In una pausa dei lavori con cui l’Istituto Delors ha celebrato i vent’anni di attività, l’economista che ha guidato l’Organizzazione mondiale del commercio, ragiona sull’Europa e le sue magagne. Sono giorni cupi e c’è chi legge nell’incertezza una corrente simile a quella dell’estate 1914, quando stava per succedere qualcosa di terribile e nessuno sapeva cosa fare.

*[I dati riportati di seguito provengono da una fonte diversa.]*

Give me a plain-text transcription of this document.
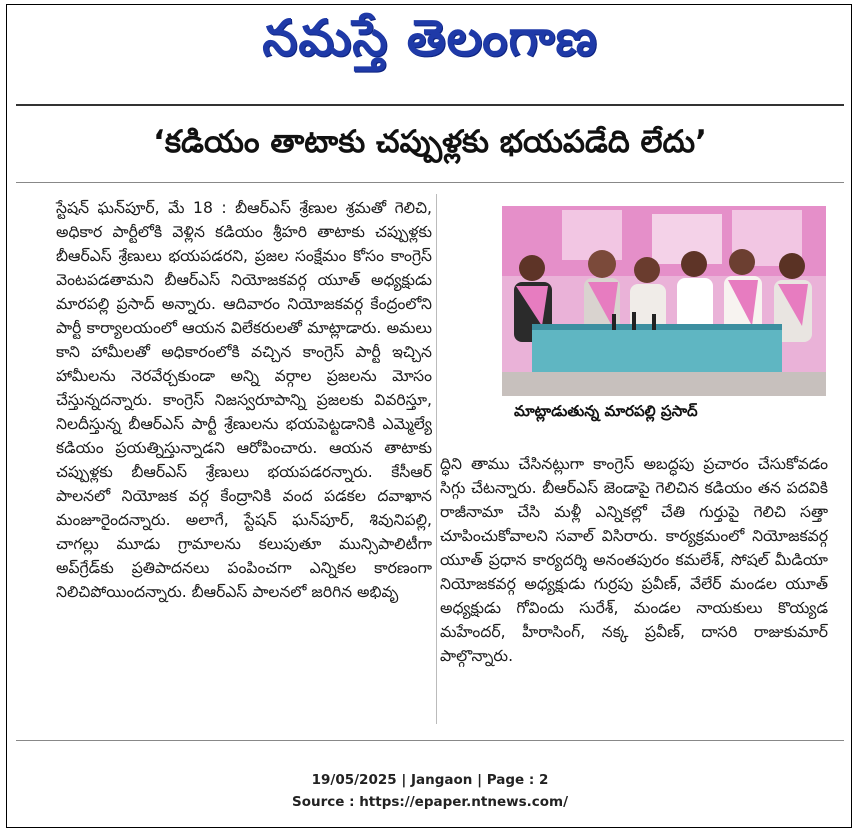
నమస్తే తెలంగాణ
‘కడియం తాటాకు చప్పుళ్లకు భయపడేది లేదు’

స్టేషన్ ఘన్‌పూర్, మే 18 : బీఆర్ఎస్ శ్రేణుల శ్రమతో గెలిచి, అధికార పార్టీలోకి వెళ్లిన కడియం శ్రీహరి తాటాకు చప్పుళ్లకు బీఆర్ఎస్ శ్రేణులు భయపడరని, ప్రజల సంక్షేమం కోసం కాంగ్రెస్ వెంటపడతామని బీఆర్ఎస్ నియోజకవర్గ యూత్ అధ్యక్షుడు మారపల్లి ప్రసాద్ అన్నారు. ఆదివారం నియోజకవర్గ కేంద్రంలోని పార్టీ కార్యాలయంలో ఆయన విలేకరులతో మాట్లాడారు. అమలు కాని హామీలతో అధికారంలోకి వచ్చిన కాంగ్రెస్ పార్టీ ఇచ్చిన హామీలను నెరవేర్చకుండా అన్ని వర్గాల ప్రజలను మోసం చేస్తున్నదన్నారు. కాంగ్రెస్ నిజస్వరూపాన్ని ప్రజలకు వివరిస్తూ, నిలదీస్తున్న బీఆర్ఎస్ పార్టీ శ్రేణులను భయపెట్టడానికి ఎమ్మెల్యే కడియం ప్రయత్నిస్తున్నాడని ఆరోపించారు. ఆయన తాటాకు చప్పుళ్లకు బీఆర్ఎస్ శ్రేణులు భయపడరన్నారు. కేసీఆర్ పాలనలో నియోజక వర్గ కేంద్రానికి వంద పడకల దవాఖాన మంజూరైందన్నారు. అలాగే, స్టేషన్ ఘన్‌పూర్, శివునిపల్లి, చాగల్లు మూడు గ్రామాలను కలుపుతూ మున్సిపాలిటీగా అప్‌గ్రేడ్‌కు ప్రతిపాదనలు పంపించగా ఎన్నికల కారణంగా నిలిచిపోయిందన్నారు. బీఆర్ఎస్ పాలనలో జరిగిన అభివృ

మాట్లాడుతున్న మారపల్లి ప్రసాద్

ద్ధిని తాము చేసినట్లుగా కాంగ్రెస్ అబద్ధపు ప్రచారం చేసుకోవడం సిగ్గు చేటన్నారు. బీఆర్ఎస్ జెండాపై గెలిచిన కడియం తన పదవికి రాజీనామా చేసి మళ్లీ ఎన్నికల్లో చేతి గుర్తుపై గెలిచి సత్తా చూపించుకోవాలని సవాల్ విసిరారు. కార్యక్రమంలో నియోజకవర్గ యూత్ ప్రధాన కార్యదర్శి అనంతపురం కమలేశ్, సోషల్ మీడియా నియోజకవర్గ అధ్యక్షుడు గుర్రపు ప్రవీణ్, వేలేర్ మండల యూత్ అధ్యక్షుడు గోవిందు సురేశ్, మండల నాయకులు కొయ్యడ మహేందర్, హీరాసింగ్, నక్క ప్రవీణ్, దాసరి రాజుకుమార్ పాల్గొన్నారు.

19/05/2025 | Jangaon | Page : 2
Source : https://epaper.ntnews.com/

«Non ho mai creduto che la storia possa offrire due volte lo stesso piatto», frena Lamy. Tuttavia, aggiunge felpato, «le turbolenze che viviamo sono dovute alle grandissima velocità della trasformazione del mondo occidentale. Il motore del cambiamento è l’evoluzione delle infrastrutture tecniche e informatiche. Unito al ritmo rapidissimo con cui si è affermata la globalizzazione, può ricordare le ragioni che hanno portato alla caduta dell’impero austro-ungarico. Ma non andrei più lontano, non sino a spingermi a parlare di guerre».

Non vede nemmeno un fermento simile a quello seguito alla Grande Guerra?

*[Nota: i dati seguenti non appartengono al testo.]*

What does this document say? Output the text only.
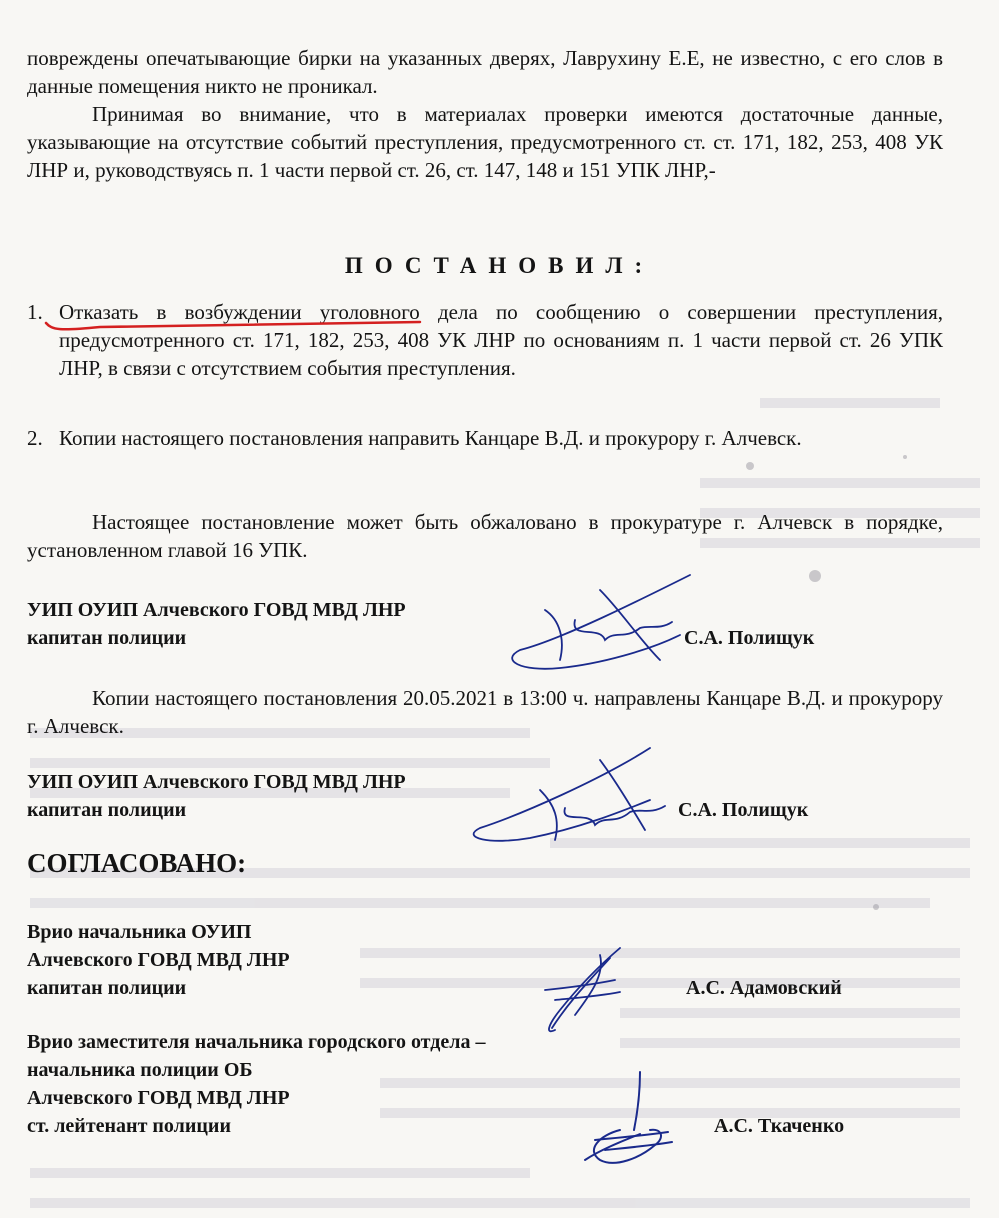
повреждены опечатывающие бирки на указанных дверях, Лаврухину Е.Е, не известно, с его слов в данные помещения никто не проникал.

Принимая во внимание, что в материалах проверки имеются достаточные данные, указывающие на отсутствие событий преступления, предусмотренного ст. ст. 171, 182, 253, 408 УК ЛНР и, руководствуясь п. 1 части первой ст. 26, ст. 147, 148 и 151 УПК ЛНР,-

ПОСТАНОВИЛ:

1. Отказать в возбуждении уголовного дела по сообщению о совершении преступления, предусмотренного ст. 171, 182, 253, 408 УК ЛНР по основаниям п. 1 части первой ст. 26 УПК ЛНР, в связи с отсутствием события преступления.
2. Копии настоящего постановления направить Канцаре В.Д. и прокурору г. Алчевск.

Настоящее постановление может быть обжаловано в прокуратуре г. Алчевск в порядке, установленном главой 16 УПК.

УИП ОУИП Алчевского ГОВД МВД ЛНР
капитан полиции	С.А. Полищук

Копии настоящего постановления 20.05.2021 в 13:00 ч. направлены Канцаре В.Д. и прокурору г. Алчевск.

УИП ОУИП Алчевского ГОВД МВД ЛНР
капитан полиции	С.А. Полищук

СОГЛАСОВАНО:

Врио начальника ОУИП
Алчевского ГОВД МВД ЛНР
капитан полиции	А.С. Адамовский
Врио заместителя начальника городского отдела –
начальника полиции ОБ
Алчевского ГОВД МВД ЛНР
ст. лейтенант полиции	А.С. Ткаченко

«In questa crisi ci sono umori imparentati con quelli che portarono all’affermarsi di fascismo e nazismo. Qualcosa c’è, anche se la situazione è differente».

Meglio cambiare approccio?

«Il sogno dei padri fondatori, cioè che l’integrazione politica sarebbe scaturita automaticamente dall’integrazione economica, richiedeva un’alchimia formidabile. Bisogna riconoscere che non sta funzionando».

E allora?

«Manca un catalizzatore simbolico e culturale. Delors diceva che “non ci si innamora di un grande mercato”, mentre la formula (apocrifa) attribuita a Jean Monnet recita “se dovessi ricominciare, lo farei dalla cultura”. Sono considerazioni giuste. Mancano una cultura, un movimento, uno spirito comune».

Come si supera l’impasse dell’economia piatta?

«Conosciamo i cantieri su cui bisogna lavorare. La crescita in Europa è più bassa rispetto all’America o alla Cina perché non siamo abbastanza giovani, investiamo poco, non innoviamo a sufficienza e non siamo uniti. Abbiamo un potenziale di sviluppo da un punto e mezzo. Per alzarlo a due e mezzo oppure oltre, cioè portarlo alla soglia minima per permetterci il modello sociale europeo, occorrono investimenti, gestione demografica, ricerca e approccio corale».

Un esempio?

«Guardiamo ai servizi. Abbiamo grandi potenzialità, ma non c’è un mercato unico. In America c’è. Fine della storia».

A voler essere più pratici?

«Bisogna riparare l’Unione monetaria, dall’inizio sapevamo che c’era qualcosa che mancava. Poi intervenire sulla sicurezza e la difesa comune, rafforzando le frontiere esterne. Infine fare qualcosa per i giovani. E’ facile dirlo come ha fatto Juncker al Parlamento europeo. Intanto, però, l’Erasmus che l’istituto Delors ha proposto due anni fa per i tirocinanti non si muove. E’ sul tavolo e tutti dicono che è una buona idea. Poi però salta fuori qualcuno che dice che costa troppo e altri che rimarcano l’esistenza di piccoli programmi analoghi. Senza contare chi teme che i giovani della periferia andranno al centro, impareranno un mestiere e resteranno lì, “rubando” il posto ai locali. Cosi, non si può pretendere che l’Europa funzioni davvero».